The dishes did not conform to our modern idea of a snack. In early June of 1872 the owner of a Sioux City IA saloon promised a Saturday morning spread where patrons could accompany their juleps and Roman punches with oyster soup, fish with egg sauce, deviled ham, lobster salad, pickled oysters, salmon, tongue, pickles, lettuce, and radishes – a very different kind of morning break than today’s coffee and doughnuts. Which proves that our snacks have become lighter, while lunch has gained the stature of a regular meal. It also shows that profit on the sale of whiskey and beer could be more than enough to underwrite a veritable feast.
It’s likely that the free lunch is a very old custom. Certainly there were plenty of free lunches to be had in New York City in the 1840s and 1850s. But in their advertisements saloons rarely described a spread equal to what the drinking man (respectable women did not enter saloons) could find in New Orleans, considered the country’s finest free lunch locale. In Northeastern cities often only plates of crackers and cheese made it onto the counter, possibly accompanied by a crock of soup. The New Orleans free lunch was more elaborate, with beef, mock turtle soup, “delicate slices of highly flavored buffalo tongue,” and “well dressed salads.”
The rule of thumb was that where there was intense competition, there would be high-quality saloon fare. San Francisco qualified, as did St. Louis and Chicago. Chicago’s spreads were rarely elegant, but they were hearty. Beer drinkers there favored sandwiches of dark rye bread piled with liver sausage or herrings, strong mustard, and sauerkraut.
In the 1860s, upscale saloons patronized by better-off customers started calling themselves buffets or cafés. Later some would charge a small charge for a “merchant’s lunch.” Business men liked these lunches because they were quick. The food was ready, no tipping was necessary, and little ceremony was involved. You could eat standing if it suited you, in fact there were few tables and chairs.
Feeling the loss of customers, restaurateurs repeatedly tried to abolish the free lunch habit, as did temperance advocates who wished there could be cheap but respectable restaurants that competed successfully with saloons for the workingman’s business. The average saloon normally charged only 5c for food and drink, an amount for which most restaurants could not furnish a decent meal.
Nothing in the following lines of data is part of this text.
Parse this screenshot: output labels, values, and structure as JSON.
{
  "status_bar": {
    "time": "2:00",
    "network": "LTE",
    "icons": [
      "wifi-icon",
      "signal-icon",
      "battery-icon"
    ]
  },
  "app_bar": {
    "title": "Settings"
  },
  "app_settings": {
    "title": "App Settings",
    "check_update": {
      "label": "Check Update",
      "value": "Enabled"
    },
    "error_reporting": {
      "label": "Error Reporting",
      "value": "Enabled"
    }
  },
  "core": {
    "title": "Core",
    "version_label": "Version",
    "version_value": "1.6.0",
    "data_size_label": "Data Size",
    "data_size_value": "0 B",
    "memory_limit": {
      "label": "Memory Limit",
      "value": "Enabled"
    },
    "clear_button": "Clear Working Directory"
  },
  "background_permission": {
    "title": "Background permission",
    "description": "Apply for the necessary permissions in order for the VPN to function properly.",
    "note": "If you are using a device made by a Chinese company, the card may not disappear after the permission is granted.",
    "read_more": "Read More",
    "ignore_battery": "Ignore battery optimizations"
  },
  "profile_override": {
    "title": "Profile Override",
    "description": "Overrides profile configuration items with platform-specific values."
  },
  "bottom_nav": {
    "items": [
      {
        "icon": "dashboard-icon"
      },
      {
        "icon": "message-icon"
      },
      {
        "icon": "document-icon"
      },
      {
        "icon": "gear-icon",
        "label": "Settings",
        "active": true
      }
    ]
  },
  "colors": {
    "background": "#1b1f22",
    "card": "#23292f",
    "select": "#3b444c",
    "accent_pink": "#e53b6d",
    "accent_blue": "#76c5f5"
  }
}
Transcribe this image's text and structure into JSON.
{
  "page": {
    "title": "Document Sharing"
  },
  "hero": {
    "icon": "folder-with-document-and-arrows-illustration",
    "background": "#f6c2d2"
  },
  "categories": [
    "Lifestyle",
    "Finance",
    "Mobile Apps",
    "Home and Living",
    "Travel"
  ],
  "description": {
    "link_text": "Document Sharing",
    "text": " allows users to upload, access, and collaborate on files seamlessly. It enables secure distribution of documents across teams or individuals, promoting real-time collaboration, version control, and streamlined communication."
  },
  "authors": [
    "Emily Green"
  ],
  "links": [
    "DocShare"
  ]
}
The anti-saloon movement grew stronger with the approach of World War I. Alcohol-free quick lunch chains such as Thompson’s and Child’s — the McDonald’s of their day — learned that by doing a high-volume business they could serve lunches almost as cheaply as saloons. With national prohibition in 1920 the restaurant industry, freed from saloon competition, blossomed and took its modern shape.
Reformers from the 19th century would be thrilled to learn that cheap lunches today are no longer normally washed down with a beer.